1. Une guerre sécuritaire qui reste difficile à maîtriser
La première difficulté du pouvoir burkinabè demeure l'insécurité. Malgré les opérations militaires intensifiées et la mobilisation massive des Volontaires pour la Défense de la Patrie (VDP), les groupes armés continuent de mener des attaques dans plusieurs régions du pays. La pression djihadiste reste forte et mobilise une grande partie des ressources de l'État.

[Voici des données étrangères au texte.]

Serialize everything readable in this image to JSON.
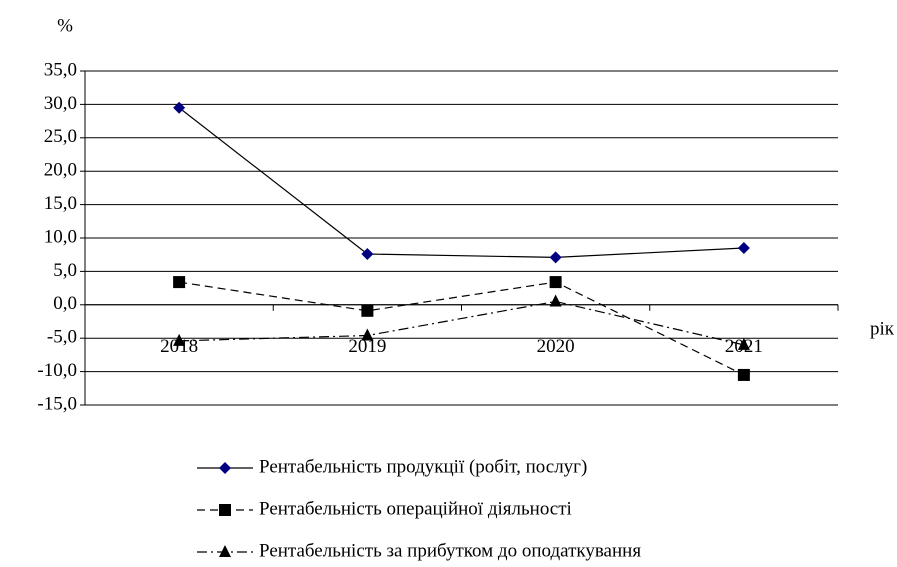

Cette situation crée une attente énorme autour du pouvoir militaire, qui avait justifié son arrivée par la nécessité de restaurer la sécurité.
2. Des tensions récurrentes au sein de l'armée
L'un des principaux défis de Traoré semble être la cohésion de l'appareil militaire lui-même. Depuis son arrivée au pouvoir, plusieurs projets de déstabilisation ou tentatives de coup d'État ont été annoncés par les autorités. Certaines sources évoquent des désaccords internes sur la conduite de la guerre et la gestion de la transition.
Dans un régime militaire, la stabilité dépend largement de l'unité des forces armées. Lorsque des rivalités apparaissent entre officiers ou unités, cela fragilise mécaniquement le pouvoir.
3. La fermeture progressive de l'espace politique
Depuis 2025 et surtout 2026, les autorités ont renforcé leur contrôle sur la vie politique et médiatique. La dissolution des partis politiques, les restrictions imposées à plusieurs médias et les accusations visant certains journalistes ont suscité des critiques de plusieurs organisations internationales.
À court terme, ces mesures peuvent réduire les contestations publiques. A long terme, elles risquent toutefois de limiter les espaces de dialogue politique nécessaires à une transition durable.
4. Le pari du souverainisme
Traoré a construit une grande partie de sa popularité sur un discours souverainiste inspiré de l'héritage de Thomas Sankara. Son gouvernement a pris ses distances avec la France et s'est rapproché de ses partenaires de l'Alliance des États du Sahel, notamment le Mali et le Niger.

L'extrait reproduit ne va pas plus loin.